In today's excerpt--at the founding of our country, Americans drank more alcohol than at any time before or since, five gallons of pure alcohol per person per year as opposed to two gallons today. Currently, America is a nation of relatively moderate drinkers, ranking around 20th among the world's countries. Along the way, American anti-German hysteria during World War I helped usher in thirteen years of Prohibition:
"American prohibitionists believed the demon rum and its church, the saloon, were the world's prime sources of evil. 'When the saloon goes,' said Ernest Cherrington, a leader of the Anti-Saloon League, 'the devil will be ready to quit.' The American temperance movement is as old as America itself, but it became a political force in the mid-1800s, fueled in part by a bias against immigrants, including Irish and Italian Catholics, who were stereotyped as shiftless alcoholics. After the Civil War, it spawned two powerful groups--the Prohibition Party and [hatching-toting Carry Nation's] Women's Christian Temperance Union, whose slogan was 'For God, Home and Native Land.'
"But is wasn't the antics of Carry Nation that won the fight for prohibition, it was the political savvy of the Anti-Saloon League. ... Founded in 1895, the league pioneered many of the techniques now used by modern advocacy groups. Working through local churches--generally rural Methodist or Baptist churches--it raised money, endorsed candidates and successfully lobbied for laws banning liquor in many towns and counties. In 1905 the league demonstrated its growing power by defeating Ohio Governor Myron Herrick, who had thwarted the league's legislative agenda--an upset that terrified wet politicians.
"In 1913 the league kicked off its drive for a constitutional amendment prohibiting liquor with a march on Washington and a massive letter-writing campaign that flooded Congress with mail. The amendment failed in 1914, but gained strength during World War I, when the league exploited America's anti-German hysteria by deliberately associating beer with German-American brewers. 'Kaiserism abroad and booze at home must go,' declared the league's general counsel and wily Washington lobbyist, Wayne Wheeler.

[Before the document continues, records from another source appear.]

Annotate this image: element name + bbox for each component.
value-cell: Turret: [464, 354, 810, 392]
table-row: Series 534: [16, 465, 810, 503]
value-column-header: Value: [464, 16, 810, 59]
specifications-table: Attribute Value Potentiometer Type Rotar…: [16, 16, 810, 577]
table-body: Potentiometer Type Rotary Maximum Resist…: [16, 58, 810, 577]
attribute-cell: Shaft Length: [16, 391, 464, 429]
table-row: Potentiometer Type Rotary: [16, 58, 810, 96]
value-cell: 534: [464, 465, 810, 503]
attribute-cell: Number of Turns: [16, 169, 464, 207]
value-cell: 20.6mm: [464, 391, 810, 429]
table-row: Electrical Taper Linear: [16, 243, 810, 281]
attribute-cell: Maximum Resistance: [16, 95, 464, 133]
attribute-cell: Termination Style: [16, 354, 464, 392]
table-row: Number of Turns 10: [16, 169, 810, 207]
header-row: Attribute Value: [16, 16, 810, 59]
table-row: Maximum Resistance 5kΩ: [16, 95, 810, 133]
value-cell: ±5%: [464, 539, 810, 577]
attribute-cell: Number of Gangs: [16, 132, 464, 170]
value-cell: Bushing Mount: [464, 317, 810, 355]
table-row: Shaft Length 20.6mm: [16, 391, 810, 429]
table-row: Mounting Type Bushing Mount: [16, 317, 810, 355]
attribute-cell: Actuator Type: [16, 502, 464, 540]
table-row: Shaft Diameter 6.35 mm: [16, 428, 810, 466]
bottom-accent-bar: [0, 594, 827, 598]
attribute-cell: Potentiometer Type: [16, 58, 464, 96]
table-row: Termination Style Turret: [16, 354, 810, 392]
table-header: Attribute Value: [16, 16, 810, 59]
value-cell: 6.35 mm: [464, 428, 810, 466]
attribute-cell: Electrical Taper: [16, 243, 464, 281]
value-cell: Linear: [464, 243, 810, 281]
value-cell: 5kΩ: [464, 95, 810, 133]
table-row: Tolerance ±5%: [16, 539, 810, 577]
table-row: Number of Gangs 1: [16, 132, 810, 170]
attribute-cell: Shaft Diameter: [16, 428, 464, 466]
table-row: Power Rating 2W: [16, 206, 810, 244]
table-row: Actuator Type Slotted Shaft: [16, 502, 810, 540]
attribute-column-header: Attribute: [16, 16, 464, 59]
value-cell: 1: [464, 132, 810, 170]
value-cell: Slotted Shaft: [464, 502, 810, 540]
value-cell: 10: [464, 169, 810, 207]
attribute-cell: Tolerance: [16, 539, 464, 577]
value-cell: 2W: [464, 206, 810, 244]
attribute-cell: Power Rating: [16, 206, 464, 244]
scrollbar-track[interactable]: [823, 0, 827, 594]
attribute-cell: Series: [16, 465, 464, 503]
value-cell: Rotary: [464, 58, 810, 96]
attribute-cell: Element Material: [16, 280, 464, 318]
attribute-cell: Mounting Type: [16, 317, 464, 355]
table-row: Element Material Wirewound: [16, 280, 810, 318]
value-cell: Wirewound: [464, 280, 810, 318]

"It worked. Congress passed the amendment in 1918. ... When the new law went into effect on January 17, 1920, evangelist Billy Sunday held a funeral for John Barleycorn in Norfolk, Va. 'The slums will soon be a memory,' he predicted. 'We will turn our prisons into factories and our jails into storehouses and corncribs. ... Hell will be forever for rent.'
"Alas, it didn't work out that way. Prohibitions not only failed to eradicate slums and prisons, it even failed to curtail drinking, a pastime that now took on the allure of a forbidden thrill. ... In 1935, two years after Prohibition's repeal, two middle-class alcoholics, Bill Wilson and Bob Smith, founded an organization-- Alcoholics Anonymous--that proved far more effective than Prohibition in combating drunkenness."
Peter Carlson, "Uneasy About Alcohol," American History, December 2008, p. 37.